La haine est vouée à l’échec !

Publié le 9 avril 2006 Lecture : 3 minutes.

La propagande liée au « choc des civilisations » et l’ambition d’hégémonie de la première puissance mondiale créent une situation d’islamophobie. Cette dérive a abouti à l’agression de l’Irak, à l’aggravation du drame du peuple palestinien et à l’impasse du partenariat entre les deux rives de la Méditerranée. La politique du « deux poids deux mesures » a exacerbé le ressentiment des musulmans, désignés comme les nouveaux ennemis. Mais les autres peuples, pas même le peuple israélien, n’ont rien à y gagner.
Les mouvements qui usurpent le nom de l’islam et exploitent le religieux dans le champ politique sont dopés par cette situation. Les réactions terroristes, traumatisantes, les actions des Palestiniens poussés au suicide par la répression brutale et par l’absence de perspectives, les prises d’otages, mais aussi les pratiques crispées de la religion, tout cela nuit aux musulmans. Les injustices d’un côté, les réactions irrationnelles de l’autre, ont mis en scène une tragédie planétaire de la haine.

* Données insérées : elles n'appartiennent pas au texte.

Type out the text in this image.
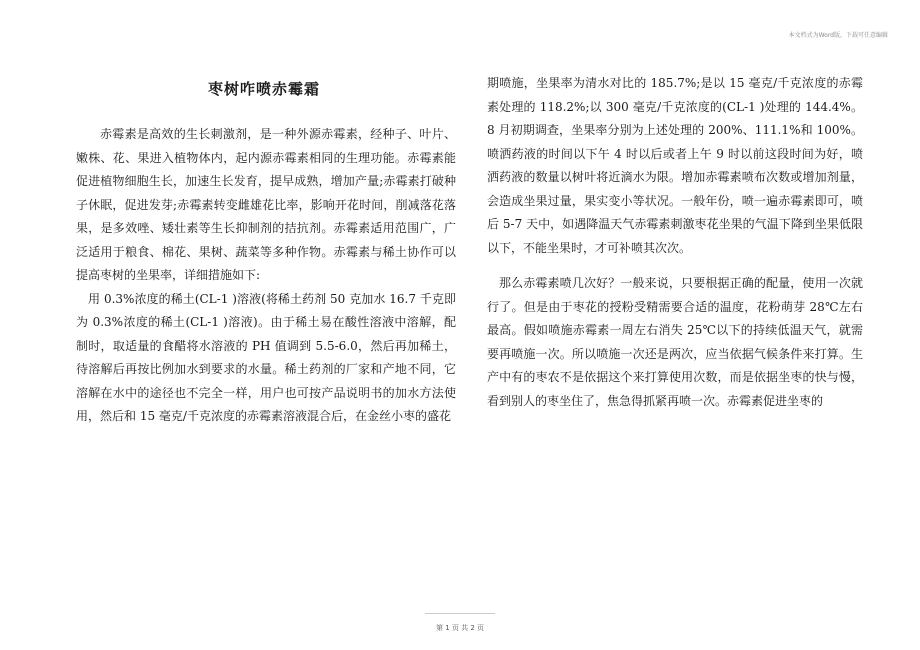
本文档式为Word版，下载可任意编辑
枣树咋喷赤霉霜

赤霉素是高效的生长刺激剂，是一种外源赤霉素，经种子、叶片、嫩株、花、果进入植物体内，起内源赤霉素相同的生理功能。赤霉素能促进植物细胞生长，加速生长发育，提早成熟，增加产量;赤霉素打破种子休眠，促进发芽;赤霉素转变雌雄花比率，影响开花时间，削减落花落果，是多效唑、矮壮素等生长抑制剂的拮抗剂。赤霉素适用范围广，广泛适用于粮食、棉花、果树、蔬菜等多种作物。赤霉素与稀土协作可以提高枣树的坐果率，详细措施如下:

用 0.3%浓度的稀土(CL-1 )溶液(将稀土药剂 50 克加水 16.7 千克即为 0.3%浓度的稀土(CL-1 )溶液)。由于稀土易在酸性溶液中溶解，配制时，取适量的食醋将水溶液的 PH 值调到 5.5-6.0，然后再加稀土，待溶解后再按比例加水到要求的水量。稀土药剂的厂家和产地不同，它溶解在水中的途径也不完全一样，用户也可按产品说明书的加水方法使用，然后和 15 毫克/千克浓度的赤霉素溶液混合后，在金丝小枣的盛花

期喷施，坐果率为清水对比的 185.7%;是以 15 毫克/千克浓度的赤霉素处理的 118.2%;以 300 毫克/千克浓度的(CL-1 )处理的 144.4%。8 月初期调查，坐果率分别为上述处理的 200%、111.1%和 100%。喷洒药液的时间以下午 4 时以后或者上午 9 时以前这段时间为好，喷洒药液的数量以树叶将近滴水为限。增加赤霉素喷布次数或增加剂量，会造成坐果过量，果实变小等状况。一般年份，喷一遍赤霉素即可，喷后 5-7 天中，如遇降温天气赤霉素刺激枣花坐果的气温下降到坐果低限以下，不能坐果时，才可补喷其次次。

那么赤霉素喷几次好？一般来说，只要根据正确的配量，使用一次就行了。但是由于枣花的授粉受精需要合适的温度，花粉萌芽 28℃左右最高。假如喷施赤霉素一周左右消失 25℃以下的持续低温天气，就需要再喷施一次。所以喷施一次还是两次，应当依据气候条件来打算。生产中有的枣农不是依据这个来打算使用次数，而是依据坐枣的快与慢，看到别人的枣坐住了，焦急得抓紧再喷一次。赤霉素促进坐枣的

第 1 页 共 2 页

Dans ce contexte de terrorisme des puissants et des faibles, les efforts de paix semblent vains. Les tenants de la haine, pourtant minoritaires, ont emporté une bataille, mais ils n’ont pas encore anéanti l’avenir. Les extrémistes de tous bords sont plus influents que les êtres de paix.
L’ignorance est la première cause de la haine. L’éducation délaisse le socle commun et l’on voit se restreindre l’étude de la culture de l’autre. Alors que l’Occident classique a été judéo-islamo-chrétien et gréco-arabe, on fait croire qu’il n’a été que gréco-romain et judéo-chrétien. Les fils d’Abraham tombent parfois dans le piège de la confrontation. Du côté européen, les études sur l’islam sont envisagées sous l’angle sécuritaire : ce regard réducteur favorise l’amalgame et le dénigrement. Du côté des musulmans, on déplore la faiblesse de la théologie critique. On n’entend que le discours apologétique de prédicateurs sectaires, ou le discours des intellectuels de la dilution, autoproclamés « nouveaux réformateurs », qui proposent d’appliquer au Coran les recettes du positivisme.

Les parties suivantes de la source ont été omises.